Vua aérienne de la basilique de Cléry-Saint-André

Capton votre attention !

10 décembre 2018

Il y a deux ans déjà Gil Bastide, galeriste orléanais, et Ludovic Bourreau, présentaient Dix jours au château à Saint-Jean-le-Blanc. Jusqu’au dimanche 16 décembre, ils remettent ça au même endroit. L’invité d’honneur est Capton, peintre orléanais, qui partage l’affiche avec sept autres artistes.

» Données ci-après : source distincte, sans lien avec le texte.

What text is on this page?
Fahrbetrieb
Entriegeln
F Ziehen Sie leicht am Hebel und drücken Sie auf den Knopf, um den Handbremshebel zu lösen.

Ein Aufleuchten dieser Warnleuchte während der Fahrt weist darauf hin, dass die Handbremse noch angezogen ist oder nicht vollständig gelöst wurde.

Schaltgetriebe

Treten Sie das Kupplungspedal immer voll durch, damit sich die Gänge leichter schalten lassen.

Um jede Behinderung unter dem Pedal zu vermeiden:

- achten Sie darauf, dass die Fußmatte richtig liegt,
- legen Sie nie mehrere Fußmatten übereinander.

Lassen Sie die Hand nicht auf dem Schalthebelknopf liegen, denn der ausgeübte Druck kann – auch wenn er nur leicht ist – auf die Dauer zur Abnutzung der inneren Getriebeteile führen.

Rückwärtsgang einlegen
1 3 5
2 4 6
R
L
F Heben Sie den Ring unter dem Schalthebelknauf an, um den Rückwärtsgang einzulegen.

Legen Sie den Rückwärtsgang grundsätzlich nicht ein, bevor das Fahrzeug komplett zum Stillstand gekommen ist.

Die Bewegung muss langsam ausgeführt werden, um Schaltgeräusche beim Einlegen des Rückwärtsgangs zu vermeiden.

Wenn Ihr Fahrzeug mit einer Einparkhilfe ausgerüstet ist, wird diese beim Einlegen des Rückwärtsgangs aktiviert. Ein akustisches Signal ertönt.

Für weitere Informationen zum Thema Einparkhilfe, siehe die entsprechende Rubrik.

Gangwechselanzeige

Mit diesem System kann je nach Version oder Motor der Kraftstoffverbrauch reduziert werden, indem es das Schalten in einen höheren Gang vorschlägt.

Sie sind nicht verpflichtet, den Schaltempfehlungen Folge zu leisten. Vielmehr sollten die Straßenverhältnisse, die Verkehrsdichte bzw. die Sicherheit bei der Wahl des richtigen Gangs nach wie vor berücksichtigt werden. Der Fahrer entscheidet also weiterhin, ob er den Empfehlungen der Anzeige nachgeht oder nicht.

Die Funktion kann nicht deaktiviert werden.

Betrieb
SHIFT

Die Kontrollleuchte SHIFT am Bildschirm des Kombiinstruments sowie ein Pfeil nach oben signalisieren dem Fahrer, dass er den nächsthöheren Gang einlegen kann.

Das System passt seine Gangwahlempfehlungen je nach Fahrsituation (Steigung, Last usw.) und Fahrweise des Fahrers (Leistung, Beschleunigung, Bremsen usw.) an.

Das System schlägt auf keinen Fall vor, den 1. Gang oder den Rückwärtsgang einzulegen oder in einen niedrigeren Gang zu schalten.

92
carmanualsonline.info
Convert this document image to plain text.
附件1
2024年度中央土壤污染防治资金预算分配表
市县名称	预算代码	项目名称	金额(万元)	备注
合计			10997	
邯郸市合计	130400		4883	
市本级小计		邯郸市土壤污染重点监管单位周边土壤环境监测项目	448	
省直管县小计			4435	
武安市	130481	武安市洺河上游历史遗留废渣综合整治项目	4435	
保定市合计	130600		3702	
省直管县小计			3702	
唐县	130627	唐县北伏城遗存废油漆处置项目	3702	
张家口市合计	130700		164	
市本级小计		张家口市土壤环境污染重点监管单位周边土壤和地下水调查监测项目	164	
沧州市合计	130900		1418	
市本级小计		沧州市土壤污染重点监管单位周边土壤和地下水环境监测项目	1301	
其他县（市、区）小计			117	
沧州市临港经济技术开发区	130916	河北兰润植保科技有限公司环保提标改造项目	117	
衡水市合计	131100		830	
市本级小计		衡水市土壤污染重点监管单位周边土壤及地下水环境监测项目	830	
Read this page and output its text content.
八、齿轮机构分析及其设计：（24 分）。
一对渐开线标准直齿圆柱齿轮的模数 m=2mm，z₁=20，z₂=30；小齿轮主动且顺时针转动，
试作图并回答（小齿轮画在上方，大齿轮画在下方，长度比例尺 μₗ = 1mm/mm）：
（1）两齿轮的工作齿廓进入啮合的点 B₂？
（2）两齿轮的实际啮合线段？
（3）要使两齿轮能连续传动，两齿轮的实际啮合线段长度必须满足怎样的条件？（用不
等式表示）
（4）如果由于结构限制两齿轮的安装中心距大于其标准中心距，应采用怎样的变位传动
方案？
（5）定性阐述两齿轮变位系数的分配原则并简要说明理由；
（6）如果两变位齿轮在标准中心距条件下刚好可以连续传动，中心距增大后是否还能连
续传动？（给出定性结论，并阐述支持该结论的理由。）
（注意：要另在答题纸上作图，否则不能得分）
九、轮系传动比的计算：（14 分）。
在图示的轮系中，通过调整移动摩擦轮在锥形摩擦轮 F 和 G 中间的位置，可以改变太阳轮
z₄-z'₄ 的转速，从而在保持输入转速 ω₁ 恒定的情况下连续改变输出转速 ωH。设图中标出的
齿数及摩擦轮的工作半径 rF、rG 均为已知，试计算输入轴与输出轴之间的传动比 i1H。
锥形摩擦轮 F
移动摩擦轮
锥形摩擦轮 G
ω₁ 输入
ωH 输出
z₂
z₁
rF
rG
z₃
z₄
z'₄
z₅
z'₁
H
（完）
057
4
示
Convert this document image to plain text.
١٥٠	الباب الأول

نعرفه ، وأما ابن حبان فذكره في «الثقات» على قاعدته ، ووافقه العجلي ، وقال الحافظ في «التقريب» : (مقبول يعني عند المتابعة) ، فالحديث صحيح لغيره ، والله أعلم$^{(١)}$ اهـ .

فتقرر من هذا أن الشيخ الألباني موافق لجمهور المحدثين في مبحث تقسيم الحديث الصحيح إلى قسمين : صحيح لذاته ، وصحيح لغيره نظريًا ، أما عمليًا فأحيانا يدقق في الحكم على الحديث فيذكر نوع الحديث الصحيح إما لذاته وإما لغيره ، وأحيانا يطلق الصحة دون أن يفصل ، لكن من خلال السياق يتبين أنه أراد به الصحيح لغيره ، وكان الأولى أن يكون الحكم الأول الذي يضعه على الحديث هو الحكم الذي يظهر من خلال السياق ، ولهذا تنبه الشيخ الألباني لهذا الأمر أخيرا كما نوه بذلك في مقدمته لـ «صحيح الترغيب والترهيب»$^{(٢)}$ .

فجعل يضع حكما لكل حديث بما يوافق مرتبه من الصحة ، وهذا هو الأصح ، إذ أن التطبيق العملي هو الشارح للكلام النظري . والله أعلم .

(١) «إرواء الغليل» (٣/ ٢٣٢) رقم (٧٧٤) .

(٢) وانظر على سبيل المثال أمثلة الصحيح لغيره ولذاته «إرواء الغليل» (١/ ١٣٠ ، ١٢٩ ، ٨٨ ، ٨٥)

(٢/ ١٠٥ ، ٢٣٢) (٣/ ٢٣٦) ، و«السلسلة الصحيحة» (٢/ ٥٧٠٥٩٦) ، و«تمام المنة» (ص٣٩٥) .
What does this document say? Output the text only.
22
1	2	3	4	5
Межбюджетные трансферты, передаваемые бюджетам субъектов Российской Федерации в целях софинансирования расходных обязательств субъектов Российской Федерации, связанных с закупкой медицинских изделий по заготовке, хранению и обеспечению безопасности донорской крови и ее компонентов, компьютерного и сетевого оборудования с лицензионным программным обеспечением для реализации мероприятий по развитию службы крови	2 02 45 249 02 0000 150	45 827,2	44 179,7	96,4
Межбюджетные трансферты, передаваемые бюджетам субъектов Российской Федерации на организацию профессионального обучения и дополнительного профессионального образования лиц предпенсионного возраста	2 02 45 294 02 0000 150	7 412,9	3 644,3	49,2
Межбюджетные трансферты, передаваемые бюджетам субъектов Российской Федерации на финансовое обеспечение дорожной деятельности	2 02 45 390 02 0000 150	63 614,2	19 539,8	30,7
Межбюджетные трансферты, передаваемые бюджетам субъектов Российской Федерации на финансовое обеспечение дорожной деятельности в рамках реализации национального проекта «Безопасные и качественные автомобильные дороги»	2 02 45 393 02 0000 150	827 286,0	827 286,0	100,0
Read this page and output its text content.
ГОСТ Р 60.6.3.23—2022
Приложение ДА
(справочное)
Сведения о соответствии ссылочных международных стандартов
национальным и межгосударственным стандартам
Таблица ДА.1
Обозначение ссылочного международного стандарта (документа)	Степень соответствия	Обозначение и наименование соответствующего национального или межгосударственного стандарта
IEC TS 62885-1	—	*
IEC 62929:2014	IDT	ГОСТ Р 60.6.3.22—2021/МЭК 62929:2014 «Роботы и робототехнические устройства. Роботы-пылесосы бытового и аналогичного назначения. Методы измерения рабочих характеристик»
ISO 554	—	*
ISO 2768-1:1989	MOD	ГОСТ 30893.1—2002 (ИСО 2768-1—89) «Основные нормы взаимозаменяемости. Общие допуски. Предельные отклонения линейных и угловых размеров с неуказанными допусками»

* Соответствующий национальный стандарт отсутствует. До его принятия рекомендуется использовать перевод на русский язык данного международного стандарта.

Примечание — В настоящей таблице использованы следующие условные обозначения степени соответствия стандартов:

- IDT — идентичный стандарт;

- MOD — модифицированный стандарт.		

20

Capton, peintre animalier, invité d'honneur de Dix jours au château

« Le château de Saint-Jean-le-Blanc est un beau lieu à échelle humaine, commente Capton. On voit tout de suite ce qu’un tableau peut donner dans une maison ! » Capton partage le rez-de-chaussée avec Richard Boutin. Les autres artistes, Vincent Alran, Cieu, Florence Dias Looten, Dany Dufour, Charlotte de Maupeou et Michel Saint-Lambert sont installés au premier étage.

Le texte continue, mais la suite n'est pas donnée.